Grilled zucchini with feta | by Jude Waterston

RECIPE: Grilled Baby Zucchini with Greek Flavors | serves four

Fruity extra-virgin olive oil, lemon juice and fresh herbs such as dill and mint call to mind the flavors of the Greek isles. I have combined them here, along with pungent feta cheese, in a vinaigrette to be poured over hot-from-the-grill baby zucchini.

6 small zucchinis (or a combination of zucchini and yellow squash)
1/4 cup + 2 tablespoons extra-virgin olive oil
1/4 cup fresh lemon juice
2 tablespoons finely chopped fresh dill
2 tablespoons finely chopped fresh mint
3 ounces feta cheese, crumbled
Salt and freshly ground black pepper

Trim off the ends of the zucchini and slice each squash in half lengthwise. Lay them on a plate cut side up and drizzle with two tablespoons of olive oil. Season them with salt and pepper and set aside. In a small bowl, whisk together 1/4 cup of olive oil, lemon juice, mint, dill, and salt and pepper to taste. Set aside.

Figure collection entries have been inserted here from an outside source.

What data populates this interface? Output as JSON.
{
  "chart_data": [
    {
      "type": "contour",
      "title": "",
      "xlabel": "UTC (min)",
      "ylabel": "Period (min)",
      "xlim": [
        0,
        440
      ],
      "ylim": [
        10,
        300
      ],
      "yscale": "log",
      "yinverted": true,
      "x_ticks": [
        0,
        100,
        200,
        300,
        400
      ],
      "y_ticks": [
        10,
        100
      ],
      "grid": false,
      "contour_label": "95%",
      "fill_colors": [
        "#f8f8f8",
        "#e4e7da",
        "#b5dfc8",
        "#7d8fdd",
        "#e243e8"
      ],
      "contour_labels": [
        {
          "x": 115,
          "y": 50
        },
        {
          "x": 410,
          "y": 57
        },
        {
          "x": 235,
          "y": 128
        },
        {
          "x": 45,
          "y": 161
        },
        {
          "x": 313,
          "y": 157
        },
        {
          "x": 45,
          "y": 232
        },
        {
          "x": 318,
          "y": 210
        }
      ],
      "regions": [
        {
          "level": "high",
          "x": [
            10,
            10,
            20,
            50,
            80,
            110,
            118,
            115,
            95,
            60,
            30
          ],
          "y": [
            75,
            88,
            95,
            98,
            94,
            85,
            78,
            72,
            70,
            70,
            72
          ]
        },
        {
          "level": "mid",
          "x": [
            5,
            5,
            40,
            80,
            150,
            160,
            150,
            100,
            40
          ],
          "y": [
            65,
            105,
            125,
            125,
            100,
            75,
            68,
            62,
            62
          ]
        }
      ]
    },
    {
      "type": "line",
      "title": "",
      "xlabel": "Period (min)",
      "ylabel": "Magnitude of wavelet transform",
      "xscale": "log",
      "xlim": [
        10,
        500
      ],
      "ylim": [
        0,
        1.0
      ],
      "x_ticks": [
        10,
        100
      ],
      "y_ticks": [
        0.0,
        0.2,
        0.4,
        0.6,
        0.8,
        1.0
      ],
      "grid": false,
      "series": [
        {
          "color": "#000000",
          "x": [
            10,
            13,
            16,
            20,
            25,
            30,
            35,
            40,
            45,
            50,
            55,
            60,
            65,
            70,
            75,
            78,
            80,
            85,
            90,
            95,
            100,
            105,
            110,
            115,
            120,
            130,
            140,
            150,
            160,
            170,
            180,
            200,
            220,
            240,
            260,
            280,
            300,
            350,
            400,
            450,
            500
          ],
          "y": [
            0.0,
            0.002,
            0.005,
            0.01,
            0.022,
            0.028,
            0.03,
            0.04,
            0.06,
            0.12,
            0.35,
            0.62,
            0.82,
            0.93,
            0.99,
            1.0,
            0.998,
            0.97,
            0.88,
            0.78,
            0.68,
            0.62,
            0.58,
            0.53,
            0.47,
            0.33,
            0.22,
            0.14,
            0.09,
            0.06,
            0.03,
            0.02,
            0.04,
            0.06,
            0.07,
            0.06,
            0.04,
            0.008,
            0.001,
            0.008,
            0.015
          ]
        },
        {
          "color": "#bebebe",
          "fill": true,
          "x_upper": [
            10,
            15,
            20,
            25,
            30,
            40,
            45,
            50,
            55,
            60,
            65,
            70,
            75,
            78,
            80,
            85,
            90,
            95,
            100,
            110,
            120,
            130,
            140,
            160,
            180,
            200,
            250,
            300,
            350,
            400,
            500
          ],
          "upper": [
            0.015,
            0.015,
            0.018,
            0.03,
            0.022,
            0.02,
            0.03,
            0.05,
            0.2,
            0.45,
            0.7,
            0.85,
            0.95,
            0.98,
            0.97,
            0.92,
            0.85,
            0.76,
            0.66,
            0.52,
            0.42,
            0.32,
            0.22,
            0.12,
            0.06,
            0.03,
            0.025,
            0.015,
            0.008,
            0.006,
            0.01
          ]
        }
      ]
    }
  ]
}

Prepare a grill. Fire is ready when you can hold your hand about five inches above rack for just three or four seconds. Lay the zucchini on the grill cut side up and grill for eight minutes. Turn the zucchini over and grill for about eight more minutes, or until charred, yet somewhat firm. Remove from grill to a cutting board and slice, on the diagonal, at one-inch intervals. Lay the sliced zucchini out on a platter in one layer. Re-whisk the vinaigrette and correct seasoning, if necessary. Ladle the vinaigrette evenly over the warm zucchini. Scatter the crumbled feta over the top and serve immediately.